Skin Care for the Elderly 2017-01-27T00:04:47+00:00

AGING AND YOUR SKIN

As we age, there is no escaping the tell-tale signs of aging skin, following the biological clock’s unforgiving beat.
There are, however, major factors that influence premature aging of the skin, and first and foremost among these is avoidance of the sun’s harmful UV rays. You need only see the leathered faces of lifelong sun-worshippers who are paying dearly for a life spent unprotected from the clear, blue skies of California or the Mediterranean. Young or old, it is a well proven fact that overexposure to the sun compromises skin integrity, expedites the aging look and is a major risk factor for skin disorders including skin cancer.

If you want proof that over time it is the sun that causes most of the aging process of your skin, check out your buttocks (which receive very little UV sunlight) compared to your face and forearms. Do you see any wrinkles, spider veins, sagging skin, enlarged pores or brown spotting? I’m willing to bet you do not.






Love the skin you’re in

The skin is the body’s largest organ and performs many important functions. Whether you are eight or 80, your skin protects you in so many ways. When your health is compromised, it is frequently the skin that communicates the problem, often acting as a warning sign; some examples would be the hives in allergies, paleness before a stomach disorder, and tingling of the skin for a person with diabetes.
The skin reflects emotions – the pallor of fear, the flush of shyness or the sweat of anxiety. It is also the beacon of sexual attraction.

Just as the heart, liver, brain, and eyes are organs of the body, so the skin is also regarded as an organ – in fact, it is the largest organ of the body, and accounts for 15% of the entire body weight.

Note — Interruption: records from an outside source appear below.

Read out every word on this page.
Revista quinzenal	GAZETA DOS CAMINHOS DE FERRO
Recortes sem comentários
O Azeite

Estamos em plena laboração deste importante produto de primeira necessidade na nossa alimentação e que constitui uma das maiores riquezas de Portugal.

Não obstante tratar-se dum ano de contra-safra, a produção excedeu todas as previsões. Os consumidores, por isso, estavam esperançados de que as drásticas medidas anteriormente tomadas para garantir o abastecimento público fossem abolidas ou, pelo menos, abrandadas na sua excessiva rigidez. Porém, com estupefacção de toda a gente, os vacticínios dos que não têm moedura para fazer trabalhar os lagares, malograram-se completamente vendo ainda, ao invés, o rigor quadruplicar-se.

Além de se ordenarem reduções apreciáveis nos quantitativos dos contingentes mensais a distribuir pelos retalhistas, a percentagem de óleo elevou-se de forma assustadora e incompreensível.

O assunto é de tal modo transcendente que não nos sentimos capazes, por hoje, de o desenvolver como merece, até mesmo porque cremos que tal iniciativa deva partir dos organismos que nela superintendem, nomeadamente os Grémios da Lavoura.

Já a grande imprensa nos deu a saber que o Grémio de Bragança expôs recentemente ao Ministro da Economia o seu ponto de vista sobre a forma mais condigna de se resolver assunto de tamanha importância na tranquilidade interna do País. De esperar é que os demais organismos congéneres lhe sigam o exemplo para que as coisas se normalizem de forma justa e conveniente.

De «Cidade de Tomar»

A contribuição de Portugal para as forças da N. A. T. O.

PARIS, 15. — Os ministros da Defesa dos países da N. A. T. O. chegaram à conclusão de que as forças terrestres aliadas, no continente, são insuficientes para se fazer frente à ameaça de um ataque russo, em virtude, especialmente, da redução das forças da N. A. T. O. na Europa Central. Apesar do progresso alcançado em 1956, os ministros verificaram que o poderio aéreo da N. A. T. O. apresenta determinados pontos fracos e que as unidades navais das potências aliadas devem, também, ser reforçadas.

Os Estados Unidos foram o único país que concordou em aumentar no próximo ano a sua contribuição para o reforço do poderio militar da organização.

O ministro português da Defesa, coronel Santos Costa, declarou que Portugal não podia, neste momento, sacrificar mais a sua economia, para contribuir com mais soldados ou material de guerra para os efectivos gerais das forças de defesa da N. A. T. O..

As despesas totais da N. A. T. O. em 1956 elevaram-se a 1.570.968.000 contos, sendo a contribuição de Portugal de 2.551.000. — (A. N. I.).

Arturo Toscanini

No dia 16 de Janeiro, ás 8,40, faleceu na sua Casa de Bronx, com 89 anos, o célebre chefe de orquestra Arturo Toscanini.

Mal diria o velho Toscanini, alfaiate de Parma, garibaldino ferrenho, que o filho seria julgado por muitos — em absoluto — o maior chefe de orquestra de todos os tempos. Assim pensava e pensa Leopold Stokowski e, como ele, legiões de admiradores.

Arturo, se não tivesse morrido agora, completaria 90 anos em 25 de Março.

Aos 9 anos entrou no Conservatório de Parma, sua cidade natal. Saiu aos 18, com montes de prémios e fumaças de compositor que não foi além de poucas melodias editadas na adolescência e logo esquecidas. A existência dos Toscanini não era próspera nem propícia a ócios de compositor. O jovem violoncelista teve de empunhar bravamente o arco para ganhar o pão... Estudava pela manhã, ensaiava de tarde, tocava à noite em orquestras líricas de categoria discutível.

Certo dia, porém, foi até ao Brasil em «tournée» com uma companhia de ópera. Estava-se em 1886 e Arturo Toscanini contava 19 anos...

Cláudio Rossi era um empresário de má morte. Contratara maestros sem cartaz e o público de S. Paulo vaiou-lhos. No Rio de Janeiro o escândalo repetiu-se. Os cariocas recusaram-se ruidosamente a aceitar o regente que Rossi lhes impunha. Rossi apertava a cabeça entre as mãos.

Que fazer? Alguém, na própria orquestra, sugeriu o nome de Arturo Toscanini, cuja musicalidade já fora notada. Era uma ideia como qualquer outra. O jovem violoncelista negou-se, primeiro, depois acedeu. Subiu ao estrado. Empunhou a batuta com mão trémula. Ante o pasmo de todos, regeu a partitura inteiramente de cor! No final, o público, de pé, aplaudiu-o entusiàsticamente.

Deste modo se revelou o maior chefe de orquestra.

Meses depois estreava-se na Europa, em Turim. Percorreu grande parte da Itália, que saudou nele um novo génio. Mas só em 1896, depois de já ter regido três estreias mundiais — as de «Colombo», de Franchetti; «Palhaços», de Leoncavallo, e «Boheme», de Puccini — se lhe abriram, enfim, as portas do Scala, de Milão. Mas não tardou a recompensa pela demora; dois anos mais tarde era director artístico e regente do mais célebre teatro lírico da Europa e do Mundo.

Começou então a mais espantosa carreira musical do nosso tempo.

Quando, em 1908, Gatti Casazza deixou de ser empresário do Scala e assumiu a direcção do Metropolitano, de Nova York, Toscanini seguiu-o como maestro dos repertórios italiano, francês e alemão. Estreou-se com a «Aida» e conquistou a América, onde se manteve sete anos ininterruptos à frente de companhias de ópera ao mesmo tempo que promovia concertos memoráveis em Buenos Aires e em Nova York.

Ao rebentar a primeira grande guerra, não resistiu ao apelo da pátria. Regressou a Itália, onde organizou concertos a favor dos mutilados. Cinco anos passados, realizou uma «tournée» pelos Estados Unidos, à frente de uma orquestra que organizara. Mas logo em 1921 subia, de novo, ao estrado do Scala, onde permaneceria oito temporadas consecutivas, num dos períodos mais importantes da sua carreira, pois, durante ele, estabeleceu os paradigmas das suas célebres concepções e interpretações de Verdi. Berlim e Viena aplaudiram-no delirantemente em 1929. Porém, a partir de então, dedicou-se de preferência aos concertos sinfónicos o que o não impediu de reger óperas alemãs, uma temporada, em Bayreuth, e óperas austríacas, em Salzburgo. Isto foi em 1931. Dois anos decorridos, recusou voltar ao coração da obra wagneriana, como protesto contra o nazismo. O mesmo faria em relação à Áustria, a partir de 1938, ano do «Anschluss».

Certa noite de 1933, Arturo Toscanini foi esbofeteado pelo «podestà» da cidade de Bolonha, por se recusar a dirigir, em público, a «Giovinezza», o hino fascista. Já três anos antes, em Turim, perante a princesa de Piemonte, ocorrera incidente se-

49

The skin is more than just a container in which the skeleton and other body parts are contained. It is the critical interface between the body and a hostile environment which includes the sun’s rays, bacteria, viruses, toxic fumes, damaging chemicals, and extreme temperatures.

The skin differs from individual to individual, from race to race, and from one area of the body to another. All skin, however, has the same basic structure, consisting of three different layers: the epidermis, dermis and fat.



As time progresses we often compare an individual’s chronological age to their biological age by such references as “she doesn’t look that old” or “he certainly looks older than his years.” In truth, time is only one of a number of factors which determines our biological age.

Heredity has a strong influence on the way in which we age, suggesting that our cells may be genetically predetermined to deteriorate or die in line with an established time schedule. This is known as the “alarm clock” theory of aging.
Environmental factors also place wear and tear on our cells, contributing to their eventual deterioration. Where we live, the lifestyles we choose, the self caring habits we adopt and our use of the health care resources all contribute to the skin’s aging process.

The point of this is to demonstrate that a major percentage of your skin integrity as an older person is linked to your entire life activities, consisting of prevention, self care, attitudes, exposure to the sun’s UV rays and so on.
As you age, you may notice that there is a natural thinning of the outer layer of the skin. This can lead to wrinkling but it also means there is less protection to the hostile environment. Subsequently, the older person is more vulnerable to injury because of this increasingly fragile skin.

In elderly people, all skin components usually decrease in numbers. This means, as a caregiver or patient, you will have to make an extra effort to maintain the skin’s integrity.

Aside from changes in the skin due to aging, there are significant risk factors that in many cases can be controlled. The most obvious ones are dryness of the skin and over hydration, and there are many effective products that can help in this regard – for example, incontinence pads and protective skin barrier products in the form of ointments or creams. These options will be presented within the book.

On a final note, it is important for the patient to be treated holistically in that all aspects of health, emotional and other disease states are integrated into the treatment package. As a patient, it is essential that you communicate your concerns to your health care provider, and as a health care provider you should view the patient from all aspects of health issues to ensure effectiveness of the treatment.